With stdout on a tty
write(1, "Hello.\n", 7) = 7
ioctl(0, SNDCTL_TMR_TIMEBASE or TCGETS, {B38400 opost isig icanon echo ...}) = 0
ioctl(1, SNDCTL_TMR_TIMEBASE or TCGETS, {B38400 opost isig icanon echo ...}) = 0
ioctl(0, SNDCTL_TMR_TIMEBASE or TCGETS, {B38400 opost isig icanon echo ...}) = 0
ioctl(1, SNDCTL_TMR_TIMEBASE or TCGETS, {B38400 opost isig icanon echo ...}) = 0
write(2, "Type your name: ", 16) = 16
fstat(0, {st_mode=S_IFCHR|0600, st_rdev=makedev(136, 3), ...}) = 0
mmap(NULL, 4096, PROT_READ|PROT_WRITE, MAP_PRIVATE|MAP_ANONYMOUS, -1, 0) = 0x7fb114059000
read(0, "abc\n", 1024) = 4
write(1, "Nice to meet you, abc!\n", 23) = 23
With stdout not on a tty
ioctl(0, SNDCTL_TMR_TIMEBASE or TCGETS, {B38400 opost isig icanon echo ...}) = 0
ioctl(1, SNDCTL_TMR_TIMEBASE or TCGETS, 0x7fff8d9d3410) = -1 ENOTTY (Inappropriate ioctl for device)

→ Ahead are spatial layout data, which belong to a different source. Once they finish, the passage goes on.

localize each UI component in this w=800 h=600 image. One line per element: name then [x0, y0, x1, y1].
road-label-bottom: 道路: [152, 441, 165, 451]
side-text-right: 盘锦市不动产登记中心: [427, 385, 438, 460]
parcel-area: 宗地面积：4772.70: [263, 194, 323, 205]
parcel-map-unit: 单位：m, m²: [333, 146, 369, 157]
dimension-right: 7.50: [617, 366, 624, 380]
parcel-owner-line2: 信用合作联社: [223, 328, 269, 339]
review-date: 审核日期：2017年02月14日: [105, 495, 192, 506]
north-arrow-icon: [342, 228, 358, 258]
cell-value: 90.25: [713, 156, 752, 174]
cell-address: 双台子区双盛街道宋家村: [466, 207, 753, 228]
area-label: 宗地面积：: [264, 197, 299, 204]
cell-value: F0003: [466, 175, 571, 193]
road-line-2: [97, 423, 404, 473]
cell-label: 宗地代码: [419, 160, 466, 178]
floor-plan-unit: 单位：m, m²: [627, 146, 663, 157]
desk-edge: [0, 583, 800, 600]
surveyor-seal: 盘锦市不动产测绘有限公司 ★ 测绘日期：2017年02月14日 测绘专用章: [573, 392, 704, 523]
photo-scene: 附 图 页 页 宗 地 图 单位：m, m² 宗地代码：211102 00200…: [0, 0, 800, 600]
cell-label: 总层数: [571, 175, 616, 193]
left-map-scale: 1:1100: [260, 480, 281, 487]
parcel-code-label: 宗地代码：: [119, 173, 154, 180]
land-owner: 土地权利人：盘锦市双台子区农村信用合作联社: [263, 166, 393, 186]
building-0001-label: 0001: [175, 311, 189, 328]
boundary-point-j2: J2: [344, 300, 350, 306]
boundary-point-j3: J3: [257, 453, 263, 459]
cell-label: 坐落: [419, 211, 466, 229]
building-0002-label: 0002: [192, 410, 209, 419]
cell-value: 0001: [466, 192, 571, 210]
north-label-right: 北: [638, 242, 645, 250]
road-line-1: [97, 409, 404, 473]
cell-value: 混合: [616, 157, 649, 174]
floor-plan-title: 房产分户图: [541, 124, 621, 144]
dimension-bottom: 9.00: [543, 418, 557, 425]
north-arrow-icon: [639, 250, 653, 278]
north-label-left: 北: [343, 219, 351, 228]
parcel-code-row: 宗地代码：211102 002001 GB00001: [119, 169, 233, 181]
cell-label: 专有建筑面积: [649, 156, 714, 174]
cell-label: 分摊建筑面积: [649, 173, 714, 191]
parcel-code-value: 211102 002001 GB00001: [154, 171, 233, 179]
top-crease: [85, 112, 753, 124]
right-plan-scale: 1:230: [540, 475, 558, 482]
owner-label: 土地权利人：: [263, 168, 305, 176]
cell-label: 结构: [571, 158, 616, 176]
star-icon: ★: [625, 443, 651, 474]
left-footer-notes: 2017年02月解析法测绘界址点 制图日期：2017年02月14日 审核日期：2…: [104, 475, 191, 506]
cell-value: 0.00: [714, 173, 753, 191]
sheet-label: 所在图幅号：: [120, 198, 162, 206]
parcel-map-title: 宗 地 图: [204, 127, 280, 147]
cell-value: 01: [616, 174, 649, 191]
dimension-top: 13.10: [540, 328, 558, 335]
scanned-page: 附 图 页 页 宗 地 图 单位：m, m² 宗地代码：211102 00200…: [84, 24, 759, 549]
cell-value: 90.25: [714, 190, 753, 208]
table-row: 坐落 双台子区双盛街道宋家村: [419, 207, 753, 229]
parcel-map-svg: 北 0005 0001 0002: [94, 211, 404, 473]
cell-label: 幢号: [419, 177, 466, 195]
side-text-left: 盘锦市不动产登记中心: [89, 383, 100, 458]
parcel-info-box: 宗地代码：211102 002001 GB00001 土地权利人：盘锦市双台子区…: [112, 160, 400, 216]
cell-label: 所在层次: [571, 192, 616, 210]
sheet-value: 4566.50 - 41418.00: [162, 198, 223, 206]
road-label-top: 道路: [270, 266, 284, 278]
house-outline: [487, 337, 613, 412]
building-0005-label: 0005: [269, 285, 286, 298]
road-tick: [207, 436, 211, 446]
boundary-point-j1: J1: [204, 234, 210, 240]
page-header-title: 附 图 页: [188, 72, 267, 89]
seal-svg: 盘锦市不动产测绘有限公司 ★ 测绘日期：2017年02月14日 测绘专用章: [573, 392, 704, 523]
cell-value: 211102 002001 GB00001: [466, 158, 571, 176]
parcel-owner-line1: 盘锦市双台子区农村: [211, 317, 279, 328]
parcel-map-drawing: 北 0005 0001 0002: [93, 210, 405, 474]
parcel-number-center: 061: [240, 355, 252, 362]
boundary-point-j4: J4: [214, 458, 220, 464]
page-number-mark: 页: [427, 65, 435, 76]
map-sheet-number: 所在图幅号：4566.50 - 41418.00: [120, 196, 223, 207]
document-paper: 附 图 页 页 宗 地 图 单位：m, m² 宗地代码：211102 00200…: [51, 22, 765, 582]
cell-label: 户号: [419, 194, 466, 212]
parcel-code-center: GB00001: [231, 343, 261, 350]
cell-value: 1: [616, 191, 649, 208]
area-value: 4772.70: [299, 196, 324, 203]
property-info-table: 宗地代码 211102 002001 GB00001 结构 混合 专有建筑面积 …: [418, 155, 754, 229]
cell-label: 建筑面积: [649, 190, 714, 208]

# oops, python noticed that stdout is NOTTY.
fstat(0, {st_mode=S_IFCHR|0600, st_rdev=makedev(136, 3), ...}) = 0
mmap(NULL, 4096, PROT_READ|PROT_WRITE, MAP_PRIVATE|MAP_ANONYMOUS, -1, 0) = 0x7f29895f0000
read(0, "abc\n", 1024) = 4
rt_sigaction(SIGINT, {SIG_DFL, [], SA_RESTORER, 0x7f29891c4bd0}, {0x451f62, [], SA_RESTORER, 0x7f29891c4bd0}, 8) = 0
write(1, "Hello.\nType your name: Nice to m"..., 46) = 46
# squeeze all output at the same time into stdout... pfft.
Thus all writes are squeezed into stdout all at the same time; and what is worse, after the input is read.
The real solution is thus to use the pty. However you are doing it wrong. For the pty to work, you must use the pty.fork() command, not subprocess. (This will be very tricky). I have some working code that goes like this:
import os
import tty
import pty
program = "python"
# command name in argv[0]
argv = [ "python", "foo.py" ]
pid, master_fd = pty.fork()
# we are in the child process
if pid == pty.CHILD:
# execute the program
os.execlp(program, *argv)
# else we are still in the parent, and pty.fork returned the pid of
# the child. Now you can read, write in master_fd, or use select:
# rfds, wfds, xfds = select.select([master_fd], [], [], timeout)
Notice that depending on the terminal mode set by the child program there might be different kinds of linefeeds coming out, etc.
Now about the "waiting for input" problem, that cannot be really helped as one can always write to a pseudoterminal; the characters will be put to wait in the buffer. Likewise, a pipe always allows one to write up to 4K or 32K or some other implementation defined amount, before blocking. One ugly way is to strace the program and notice whenever it enters the read system call, with fd = 0; the other would be to make a C module with a replacement "read()" system call and link it in before glibc for the dynamic linker (fails if the executable is statically linked or uses system calls directly with assembler...), and then would signal python whenever the read(0, ...) system call is executed. All in all, probably not worth the trouble exactly.